MF: In current single If So a lyric that caught my attention was, “Don’t be talking maybe / your mum is flying high as a kite”. Where did that lyric come from?

KJ: I’m not going to reveal everything with that one. That’s something that I experienced with someone that I met once. Without giving too much away, it’s kind of just a train wreck that I came in contact with once. That’s as much as I’ll say about that situation (chuckles).

MF: A train wreck that was someone’s mum?

KJ: I want to be careful because the person who it refers to is kind of – I don’t want to go too much into it because I could get myself in some strife here … That’s as much as I can say (chuckles).

MF: What prompted the choice to release If So as a single?

KJ: It works in that there’s different criteria, obviously, for singles than there is for other tracks on an album. There’s a certain immediacy that you need and I think that one has that. I think it comes across to people quite quickly. Some songs on the album are probably more of a slow burner type but I think it fits as the second single. I’m happy with it as a single.

MF: One song that seems to be getting a lot of attention is the album’s opening track Electric. That deep cut seems to have the most experimentation on it.

KJ: I would love that to be a single as well. Whether that’s the sort of song radio would want to play, that’s another question. That was one of the last songs we finished on the album. There’s sort of that irony that once you’ve finished recording an album, or you get close to the end, you really do feel free to kind of experiment and go a bit crazy.
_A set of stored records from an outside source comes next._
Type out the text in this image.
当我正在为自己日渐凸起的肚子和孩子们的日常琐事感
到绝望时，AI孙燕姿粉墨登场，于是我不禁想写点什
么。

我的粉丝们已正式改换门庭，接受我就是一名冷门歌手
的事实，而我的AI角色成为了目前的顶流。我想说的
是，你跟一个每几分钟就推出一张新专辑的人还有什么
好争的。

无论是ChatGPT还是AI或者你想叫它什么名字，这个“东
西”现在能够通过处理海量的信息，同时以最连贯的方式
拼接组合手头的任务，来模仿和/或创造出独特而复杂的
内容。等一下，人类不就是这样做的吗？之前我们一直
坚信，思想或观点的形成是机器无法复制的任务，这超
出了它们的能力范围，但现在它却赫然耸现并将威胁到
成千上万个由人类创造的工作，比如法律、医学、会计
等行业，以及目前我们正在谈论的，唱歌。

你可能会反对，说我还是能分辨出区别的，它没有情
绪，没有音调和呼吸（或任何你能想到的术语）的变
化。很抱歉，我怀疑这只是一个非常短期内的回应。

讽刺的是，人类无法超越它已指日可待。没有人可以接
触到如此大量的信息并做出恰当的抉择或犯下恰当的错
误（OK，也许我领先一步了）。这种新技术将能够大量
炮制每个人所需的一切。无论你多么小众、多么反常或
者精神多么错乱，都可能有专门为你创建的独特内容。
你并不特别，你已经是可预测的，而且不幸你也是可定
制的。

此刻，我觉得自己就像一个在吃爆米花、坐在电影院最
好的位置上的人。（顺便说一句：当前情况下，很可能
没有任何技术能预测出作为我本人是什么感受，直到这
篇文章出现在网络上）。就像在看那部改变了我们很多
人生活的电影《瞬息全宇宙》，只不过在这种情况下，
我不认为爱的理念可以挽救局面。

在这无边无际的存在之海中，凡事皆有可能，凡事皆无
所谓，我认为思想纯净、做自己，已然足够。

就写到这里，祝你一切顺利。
And that one was we were just messing around with some cool synth sounds that we really liked, and the song came from this synth that you hear at the beginning of the track.

MF: Atlas Genius was recently on Jay Leno where you met [NBA player] Chris Paul and The Rock. What was that experience like?

KJ: It’s always a surreal thing when you’re doing those kind of shows. I mean, just doing the Leno show itself was incredible but having those guys on there as well, you have to pinch yourself.

And they were really nice, they came up and they were really nice guys. It really is funny when I think back – [if you had] told me a year ago we’d be doing shows like that I wouldn’t have believed it but it’s been a pretty quick rise over the last year.

And they were great. The Rock is a big dude. I was surprised how big he was. But the basketballer, Chris, he wasn’t as big as I would have thought for an NBA guy. I didn’t feel too intimidated by him, just The Rock. He seemed like a nice guy – he’s a really switched on kind of dude.

Atlas Genius commence their US tour at the end of this month. Their long-awaited debut album, ‘When It Was Now’, is available in stores and online now.